Ca entry blockade in vivo preferentially antagonizes systemic pressor responses to .alpha.-2 adrenergic agonists, whereas relatively sparing .alpha.-1 mediated vasoconstriction; however, in vitro studies have given results discordant from those obtained in vivo. Because of these discrepancies the effect was compared of Ca entry blockade by nitrendipine on systemic and local (autoperfused hindquarters) pressor responses to selective adrenergic agonists; cirazoline for .alpha.-1 and B-HT 920 for .alpha.-2. Pithed, vagotomized, normotensive Sprague-Dawley rats were used. Confirming previous results, nitrendipine (3.0 and 30.0 .mu.g/kg per min .times. 15 min) selectively antagonized the systemic pressor responses to B-HT 920 without affecting significant responses to the .alpha.-1 agonist.

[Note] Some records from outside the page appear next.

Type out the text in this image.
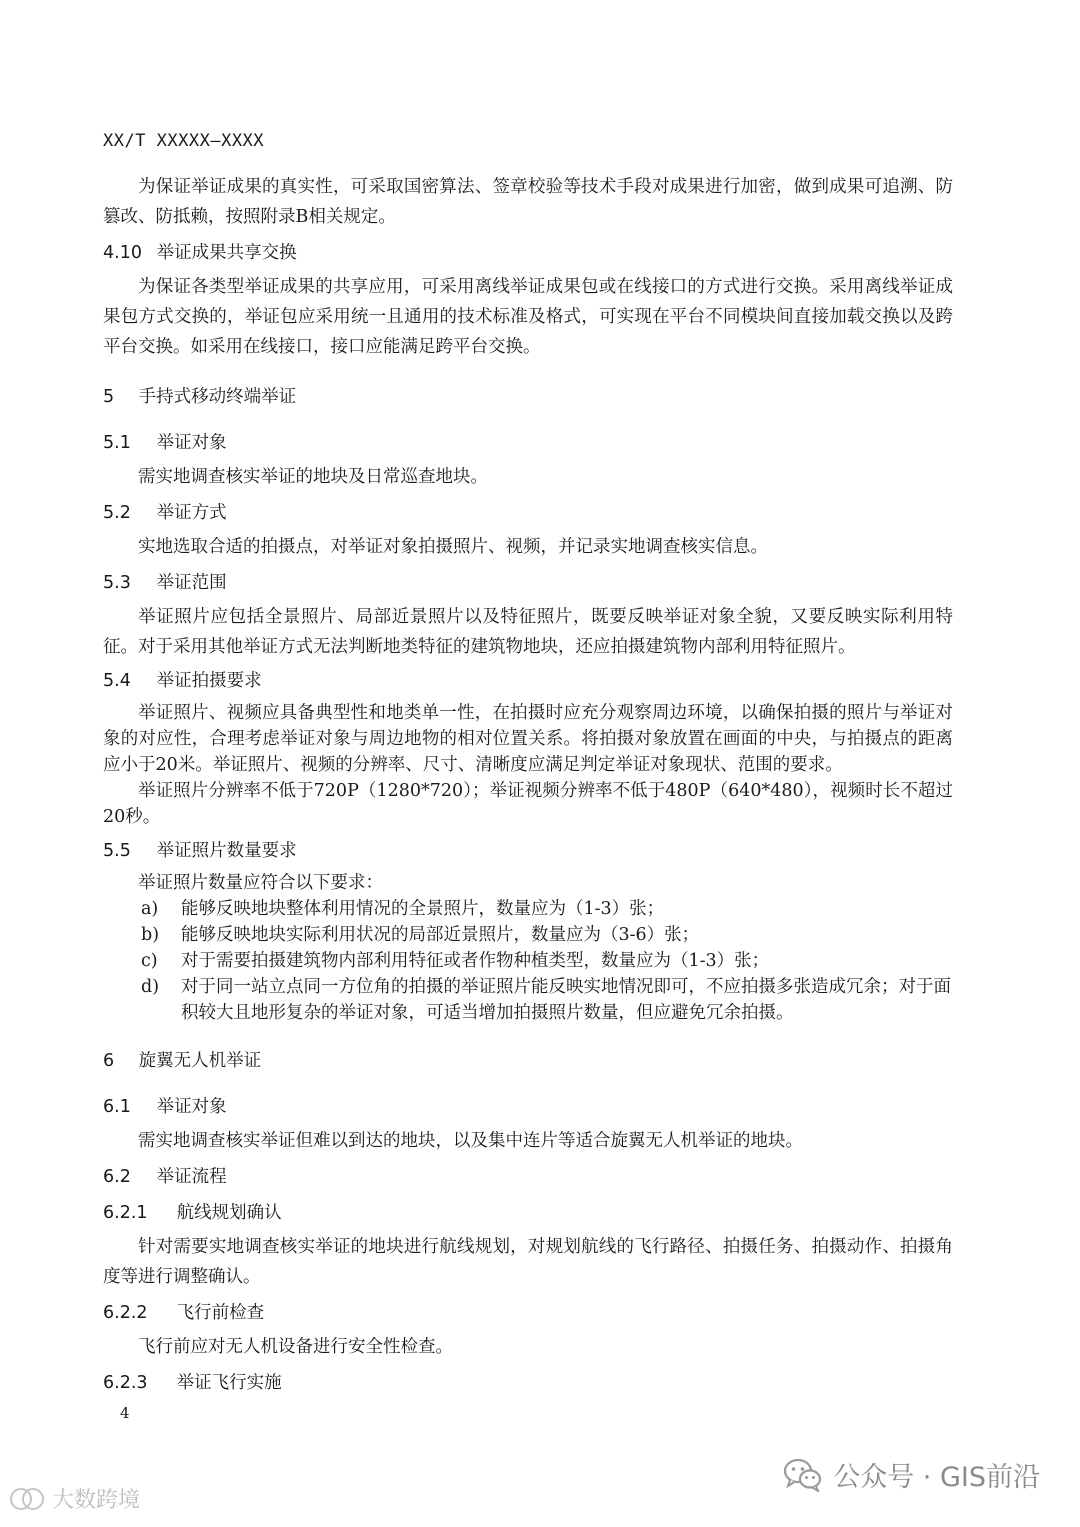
XX/T XXXXX—XXXX

为保证举证成果的真实性，可采取国密算法、签章校验等技术手段对成果进行加密，做到成果可追溯、防篡改、防抵赖，按照附录B相关规定。

4.10 举证成果共享交换

为保证各类型举证成果的共享应用，可采用离线举证成果包或在线接口的方式进行交换。采用离线举证成果包方式交换的，举证包应采用统一且通用的技术标准及格式，可实现在平台不同模块间直接加载交换以及跨平台交换。如采用在线接口，接口应能满足跨平台交换。

5 手持式移动终端举证
5.1 举证对象

需实地调查核实举证的地块及日常巡查地块。

5.2 举证方式

实地选取合适的拍摄点，对举证对象拍摄照片、视频，并记录实地调查核实信息。

5.3 举证范围

举证照片应包括全景照片、局部近景照片以及特征照片，既要反映举证对象全貌，又要反映实际利用特征。对于采用其他举证方式无法判断地类特征的建筑物地块，还应拍摄建筑物内部利用特征照片。

5.4 举证拍摄要求

举证照片、视频应具备典型性和地类单一性，在拍摄时应充分观察周边环境，以确保拍摄的照片与举证对象的对应性，合理考虑举证对象与周边地物的相对位置关系。将拍摄对象放置在画面的中央，与拍摄点的距离应小于20米。举证照片、视频的分辨率、尺寸、清晰度应满足判定举证对象现状、范围的要求。

举证照片分辨率不低于720P（1280*720）；举证视频分辨率不低于480P（640*480），视频时长不超过20秒。

5.5 举证照片数量要求

举证照片数量应符合以下要求：

a) 能够反映地块整体利用情况的全景照片，数量应为（1-3）张；
b) 能够反映地块实际利用状况的局部近景照片，数量应为（3-6）张；
c) 对于需要拍摄建筑物内部利用特征或者作物种植类型，数量应为（1-3）张；
d) 对于同一站立点同一方位角的拍摄的举证照片能反映实地情况即可，不应拍摄多张造成冗余；对于面积较大且地形复杂的举证对象，可适当增加拍摄照片数量，但应避免冗余拍摄。
6 旋翼无人机举证
6.1 举证对象

需实地调查核实举证但难以到达的地块，以及集中连片等适合旋翼无人机举证的地块。

6.2 举证流程
6.2.1 航线规划确认

针对需要实地调查核实举证的地块进行航线规划，对规划航线的飞行路径、拍摄任务、拍摄动作、拍摄角度等进行调整确认。

6.2.2 飞行前检查

飞行前应对无人机设备进行安全性检查。

6.2.3 举证飞行实施
4
公众号 · GIS前沿
大数跨境
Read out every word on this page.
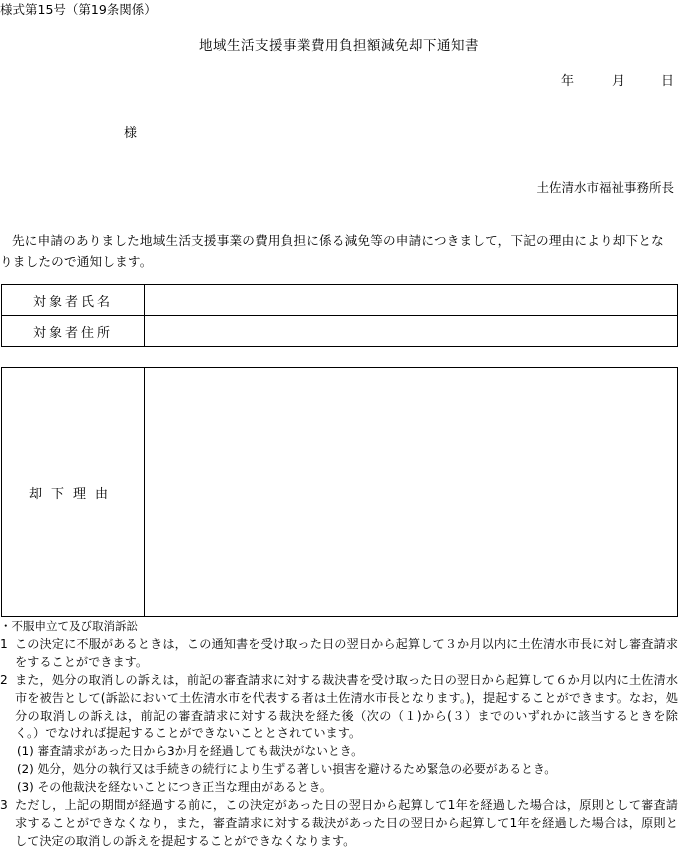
様式第15号（第19条関係）
地域生活支援事業費用負担額減免却下通知書
年	月	日
様
土佐清水市福祉事務所長
先に申請のありました地域生活支援事業の費用負担に係る減免等の申請につきまして，下記の理由により却下となりましたので通知します。
対象者氏名	
対象者住所	
却下理由	
・不服申立て及び取消訴訟
1 この決定に不服があるときは，この通知書を受け取った日の翌日から起算して３か月以内に土佐清水市長に対し審査請求をすることができます。
2 また，処分の取消しの訴えは，前記の審査請求に対する裁決書を受け取った日の翌日から起算して６か月以内に土佐清水市を被告として(訴訟において土佐清水市を代表する者は土佐清水市長となります。)，提起することができます。なお，処分の取消しの訴えは，前記の審査請求に対する裁決を経た後（次の（１)から(３）までのいずれかに該当するときを除く。）でなければ提起することができないこととされています。
(1) 審査請求があった日から3か月を経過しても裁決がないとき。
(2) 処分，処分の執行又は手続きの続行により生ずる著しい損害を避けるため緊急の必要があるとき。
(3) その他裁決を経ないことにつき正当な理由があるとき。
3 ただし，上記の期間が経過する前に，この決定があった日の翌日から起算して1年を経過した場合は，原則として審査請求することができなくなり，また，審査請求に対する裁決があった日の翌日から起算して1年を経過した場合は，原則として決定の取消しの訴えを提起することができなくなります。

However, in the isolated autoperfused hindquarters of pithed rats, these same doses of nitrendipine depressed by 36 and 45% the maximum vasoconstrictor response to cirazoline. Because no significant vasconstrictor response to B-HT 920 could be demonstrated in this same preparation, supersensitivity to the .alpha.-2 agonist was induced by reserpine pretreatment (0.3 mg/kg .times. 3 days). Reserpine increased vascular responsiveness to B-HT 920, without modifying its selective .alpha.-2 agonistic properties, as assessed by the use of selective .alpha.-1 (prazosin, 0.5 mg/kg i.v.) and .alpha.-2 (rauwolscine, 0.5 mg/kg i.v.) antagonists and of phentolamine (5 mg/kg i.v.), a nonspecific .alpha.-adrenergic antagonist. After pretreatment with reserpine, nitrendipine antagonized both the B-HT 920-mediated vasoconstriction (by an average of 40 and 57%, respectively) and the cirazoline .alpha.-1-mediated vasconstriction. Thus, in contrast with systemic pressor responses, no evidence for selective interference with .alpha.-2 agonists by Ca entry blockers selectivity could be demonstrated in isolated rat hindquarters perfused at constant flow; both .alpha.-1 and .alpha.-2 adrenergic-mediated vasoconstriction in that vascular bed were equally sensitive to Ca entry blockade.